Cut-through traffic, near misses reportedly have been getting worse

By Jane McClure

Making Pelham Boulevard safer for bicyclists and pedestrians is a priority for some Merriam Park residents. The heavy volume of vehicle traffic during rush hours and motorists mistaking the bikeway for a traffic lane are among the problems neighbors regularly cite. They took those concerns to the Union Park District Council (UPDC) Transportation Committee on May 11.

Committee members said they will work with neighbors to make the St. Paul Department of Public Works aware of the problems and see if changes can be made. The two-way, separated bikeway became the first of its kind in St. Paul when it won the City Council’s approval in 2017. It replaced “share the road’ signs that had been there for several years.

pelham bikeway
The two-way, separated Pelham Boulevard bikeway was the first of its kind in St. Paul when it was approved in 2017. It also was the first to use white poles to separate bicyclists from motor vehicles.

One complaint neighbors have is with the Pelham bike lanes’ design, especially at Otis. Neighbors said they regularly see vehicles turn from Otis to Pelham and wind up driving in the bike lane. Near misses between bikes and vehicles happen too often, they said.

The $250,000 bikeway project, which also included Myrtle Street and Raymond Avenue, was touted as the completion of a section of the Grand Round, a network of bike and pedestrian trails that was planned in the 19th century. The Pelham leg brought bike improvements from University Avenue to Mississippi River Boulevard. The side-by-side bike lanes on the east side of the street were controversial due to the resulting removal of on-street parking.

Pelham was also the city’s first bikeway to use white poles, called delineators, to separate bicyclists from motor vehicles. According to Public Works, 5,000 motor vehicles per day traveled on Pelham south of I-94 in 2018. The latest bike count on Pelham north of Otis was also in 2018 and found 57 bikes in two hours.

David Tierney, who has lived near Pelham for more than 40 years, said the safety issues have gotten worse in the last year. He said Pelham is increasingly used as a cut-through street during rush hour as motorists try to get to and from I-94, Highway 280, Mississippi River Boulevard, Marshall Avenue and other roadways. Tierney showed the committee photos of stop-and-go traffic backed up for blocks. When vehicles are not backed up, he said, they are speeding through.

Large trucks are also on Pelham more frequently. “It’s not a truck route,” Tierney said.

Some of the cut-through traffic has been deterred this spring by Mayor Melvin Carter’s order to close southbound Mississippi River Boulevard from Franklin Avenue to Ford Parkway. That closing, which ends May 31, was meant to provide more social distancing space for outdoor recreation. While that has provided some relief, neighbors said they are bracing for more traffic backups when the road is reopened.

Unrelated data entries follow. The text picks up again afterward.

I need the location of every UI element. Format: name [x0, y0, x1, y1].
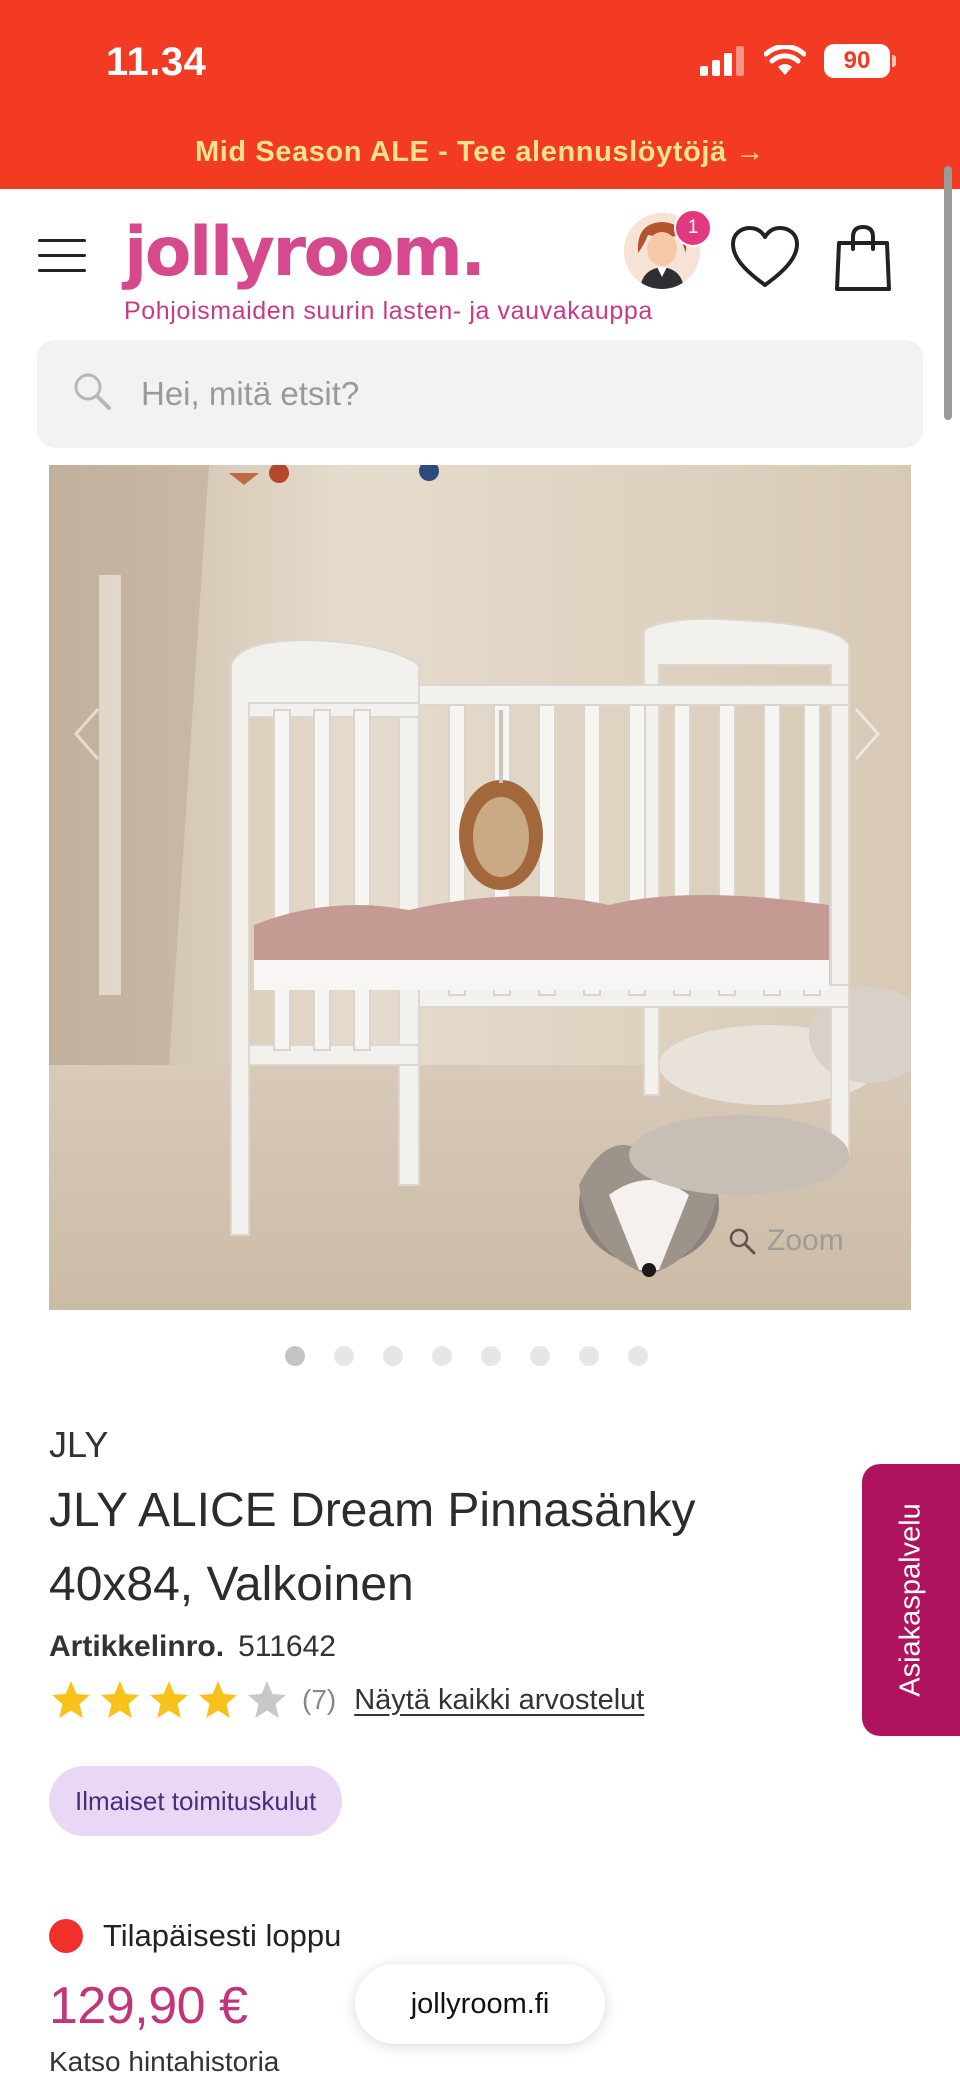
- signal-icon: [700, 46, 744, 76]
- browser-url-pill[interactable]: jollyroom.fi: [355, 1964, 605, 2044]
- star-filled-icon: [101, 1681, 139, 1718]
- search-icon: [74, 373, 111, 410]
- stock-status-text: Tilapäisesti loppu: [103, 1918, 342, 1953]
- customer-service-tab[interactable]: Asiakaspalvelu: [862, 1464, 960, 1736]
- gallery-next-arrow-icon[interactable]: [852, 705, 882, 763]
- gallery-dot[interactable]: [578, 1346, 599, 1366]
- star-empty-icon: [248, 1681, 286, 1718]
- product-price: 129,90 €: [49, 1977, 248, 2035]
- sku-value: 511642: [238, 1630, 336, 1663]
- stock-status-dot-icon: [49, 1919, 83, 1953]
- product-image[interactable]: [49, 465, 911, 1310]
- product-rating[interactable]: (7) Näytä kaikki arvostelut: [49, 1678, 644, 1722]
- shopping-bag-icon[interactable]: [834, 223, 892, 293]
- zoom-label: Zoom: [767, 1224, 844, 1257]
- gallery-dot[interactable]: [284, 1346, 305, 1366]
- menu-icon[interactable]: [38, 239, 86, 273]
- product-title: JLY ALICE Dream Pinnasänky 40x84, Valkoi…: [49, 1484, 696, 1611]
- gallery-dot[interactable]: [382, 1346, 403, 1366]
- gallery-dot[interactable]: [480, 1346, 501, 1366]
- site-header: jollyroom. Pohjoismaiden suurin lasten- …: [0, 189, 960, 339]
- status-icons: 90: [700, 44, 896, 78]
- battery-indicator: 90: [824, 44, 896, 78]
- search-bar[interactable]: [37, 340, 923, 448]
- star-filled-icon: [52, 1681, 90, 1718]
- promo-text[interactable]: Mid Season ALE - Tee alennuslöytöjä →: [0, 136, 960, 169]
- gallery-dot[interactable]: [627, 1346, 648, 1366]
- gallery-dot[interactable]: [431, 1346, 452, 1366]
- gallery-dot[interactable]: [529, 1346, 550, 1366]
- wishlist-heart-icon[interactable]: [730, 225, 800, 289]
- star-filled-icon: [199, 1681, 237, 1718]
- product-sku: Artikkelinro. 511642: [49, 1630, 336, 1664]
- rating-count: (7): [302, 1684, 337, 1715]
- site-tagline: Pohjoismaiden suurin lasten- ja vauvakau…: [124, 297, 653, 325]
- wifi-icon: [764, 45, 806, 75]
- site-logo[interactable]: jollyroom.: [124, 213, 486, 292]
- gallery-pagination: [0, 1346, 960, 1366]
- free-shipping-badge: Ilmaiset toimituskulut: [49, 1766, 343, 1836]
- zoom-control[interactable]: Zoom: [727, 1224, 844, 1258]
- zoom-magnifier-icon: [729, 1228, 756, 1255]
- avatar-notification-badge: 1: [674, 209, 712, 247]
- stock-status: Tilapäisesti loppu: [49, 1918, 341, 1954]
- show-all-reviews-link[interactable]: Näytä kaikki arvostelut: [354, 1684, 644, 1717]
- status-time: 11.34: [106, 40, 207, 84]
- promo-banner[interactable]: 11.34 90 Mid Season ALE - Tee alennuslöy…: [0, 0, 960, 189]
- price-history-link[interactable]: Katso hintahistoria: [49, 2046, 279, 2078]
- sku-label: Artikkelinro.: [49, 1630, 225, 1663]
- search-input[interactable]: [141, 340, 881, 448]
- star-filled-icon: [150, 1681, 188, 1718]
- customer-service-label: Asiakaspalvelu: [894, 1503, 927, 1697]
- product-brand[interactable]: JLY: [49, 1424, 108, 1466]
- page-scrollbar[interactable]: [944, 166, 952, 420]
- gallery-dot[interactable]: [333, 1346, 354, 1366]
- gallery-prev-arrow-icon[interactable]: [72, 705, 102, 763]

One complaint neighbors have is with the Pelham bike lanes’ design, especially at Otis. Neighbors said they regularly see vehicles turn from Otis to Pelham and wind up driving in the bike lane. Near misses between bikes and vehicles happen too often, they said.

“I use Pelham on a daily basis,” said committee member and bicyclist Mike Mechtenberg, “and these comments match my experience.”

The St. Paul Bicycle Coalition has also fielded complaints about Pelham. “The problem is that some drivers start driving up the bike lane, not realizing it’s a bike lane because it’s almost the width of a car lane,” said coalition leader Andy Singer. “What’s needed is some removable or retractable steel bollards or signs in the middle of the open ends, particularly at the intersection of Otis, which is where most of the problems have occurred.”

One challenge is Pelham’s deteriorated condition. “To do this right, Pelham needs to be rebuilt,” Tierney said.

St. Paul typically makes bike-related street improvements when streets are rebuilt or resurfaced. Pelham is not included in St. Paul’s five-year street plan for either work. Some sections of the street have not been rebuilt since 1964.